The blue-cheeked amazon is found from extreme eastern Venezuela east through Guyana, Suriname, and French Guiana and south slightly into northern Brazil. The species' habitat requirements are not well understood. In the Venezuela/Guyana tepui zone it occurs in humid lowland forest and the foothills. In Suriname it occurs during part of the year in forests on the coastal sand ridges. In elevation it ranges from sea level to (in Venezuela) 1700 m.

==Behavior==
===Movement===

The blue-cheeked amazon is thought to be generally sedentary but some make seasonal movements between the Suriname interior and coast.

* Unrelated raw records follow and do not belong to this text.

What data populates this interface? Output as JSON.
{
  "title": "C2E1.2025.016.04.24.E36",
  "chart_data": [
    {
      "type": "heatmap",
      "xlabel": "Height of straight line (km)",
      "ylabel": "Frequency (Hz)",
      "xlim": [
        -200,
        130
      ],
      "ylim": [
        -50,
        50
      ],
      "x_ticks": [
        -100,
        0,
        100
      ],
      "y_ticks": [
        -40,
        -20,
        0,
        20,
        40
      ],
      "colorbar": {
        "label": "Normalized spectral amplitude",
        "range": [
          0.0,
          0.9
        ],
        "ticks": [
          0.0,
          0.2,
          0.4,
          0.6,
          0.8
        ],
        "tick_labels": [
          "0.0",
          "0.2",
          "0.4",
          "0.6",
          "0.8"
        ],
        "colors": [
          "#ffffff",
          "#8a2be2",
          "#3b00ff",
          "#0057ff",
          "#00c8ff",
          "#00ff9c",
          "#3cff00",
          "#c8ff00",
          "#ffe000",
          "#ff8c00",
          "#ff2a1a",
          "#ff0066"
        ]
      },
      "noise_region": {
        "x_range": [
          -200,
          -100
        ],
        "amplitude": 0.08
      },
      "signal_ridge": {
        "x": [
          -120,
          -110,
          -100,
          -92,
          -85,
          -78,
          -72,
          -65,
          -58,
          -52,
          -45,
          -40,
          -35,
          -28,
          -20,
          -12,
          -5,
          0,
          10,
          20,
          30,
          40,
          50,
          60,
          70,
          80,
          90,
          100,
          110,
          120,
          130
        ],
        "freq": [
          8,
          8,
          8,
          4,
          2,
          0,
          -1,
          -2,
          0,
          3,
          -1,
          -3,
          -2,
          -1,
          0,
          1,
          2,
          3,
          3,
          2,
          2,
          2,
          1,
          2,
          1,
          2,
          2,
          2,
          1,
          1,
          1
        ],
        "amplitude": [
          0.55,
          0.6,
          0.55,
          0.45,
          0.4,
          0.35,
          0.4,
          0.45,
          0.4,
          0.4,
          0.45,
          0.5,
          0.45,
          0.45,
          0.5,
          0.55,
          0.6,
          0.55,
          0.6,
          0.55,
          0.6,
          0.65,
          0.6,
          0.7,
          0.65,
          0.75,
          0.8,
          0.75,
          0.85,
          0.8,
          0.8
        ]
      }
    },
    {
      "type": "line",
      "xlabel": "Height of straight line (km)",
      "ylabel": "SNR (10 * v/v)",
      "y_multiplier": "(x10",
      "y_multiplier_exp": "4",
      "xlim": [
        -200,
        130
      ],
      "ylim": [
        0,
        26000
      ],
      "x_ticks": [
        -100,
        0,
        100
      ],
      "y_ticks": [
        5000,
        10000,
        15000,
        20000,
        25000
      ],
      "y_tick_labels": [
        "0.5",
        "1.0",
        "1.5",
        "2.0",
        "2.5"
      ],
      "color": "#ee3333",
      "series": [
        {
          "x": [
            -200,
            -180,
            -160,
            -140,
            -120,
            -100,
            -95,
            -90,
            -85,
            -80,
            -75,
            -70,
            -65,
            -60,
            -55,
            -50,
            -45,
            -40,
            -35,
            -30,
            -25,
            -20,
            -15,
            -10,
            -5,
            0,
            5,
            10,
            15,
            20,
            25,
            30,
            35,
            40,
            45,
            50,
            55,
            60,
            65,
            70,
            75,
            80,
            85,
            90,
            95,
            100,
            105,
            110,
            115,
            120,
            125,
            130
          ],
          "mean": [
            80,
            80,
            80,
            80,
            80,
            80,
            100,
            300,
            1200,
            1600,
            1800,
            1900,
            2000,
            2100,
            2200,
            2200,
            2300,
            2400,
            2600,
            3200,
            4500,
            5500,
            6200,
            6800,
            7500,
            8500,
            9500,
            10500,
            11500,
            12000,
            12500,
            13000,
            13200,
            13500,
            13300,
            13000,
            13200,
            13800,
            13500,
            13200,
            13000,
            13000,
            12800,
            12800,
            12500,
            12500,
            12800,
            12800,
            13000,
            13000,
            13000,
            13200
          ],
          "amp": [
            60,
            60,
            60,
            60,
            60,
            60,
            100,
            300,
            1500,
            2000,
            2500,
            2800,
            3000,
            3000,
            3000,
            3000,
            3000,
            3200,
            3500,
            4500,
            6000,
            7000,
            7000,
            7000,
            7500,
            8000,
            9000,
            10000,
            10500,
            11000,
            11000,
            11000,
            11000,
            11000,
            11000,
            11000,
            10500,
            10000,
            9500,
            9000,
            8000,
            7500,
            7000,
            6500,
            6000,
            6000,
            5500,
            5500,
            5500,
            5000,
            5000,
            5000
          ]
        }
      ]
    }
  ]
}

It generally travels in single-species flocks of up to about 30 birds.

===Feeding===

The blue-cheeked amazon feeds mostly in the forest canopy. Its diet is almost unknown; it is assumed to include seeds, fruits, and blossoms like that of other Amazona parrots.

===Breeding===

Almost all of the limited knowledge about the blue-cheeked amazon's breeding biology is from captive birds. In captivity their clutch size is three eggs and the incubation period is 23 to 26 days.

===Vocalization===

The blue-cheeked amazon is highly vocal except when feeding. On characteristic call is "a loud, raucous, and throaty queenk-queenk-queenk...with [a] distinctly nasal quality" which is given both from a perch and in flight. They also make "harsher notes and a gurgling, babbling song."

==Status==

The IUCN has assessed the blue-cheeked amazon as Near Threatened. It has a somewhat restricted range and its estimated population of between 6000 and 61,000 mature individuals is believed to be decreasing. The pet trade is thought to have had a significant effect though the level of it has significantly declined since the late 1900s. Logging in its habitat appears to be the current major threat with gold and other mining contributing. It is considered rare to uncommon in most of its range though common in the very small portion of it in Venezuela.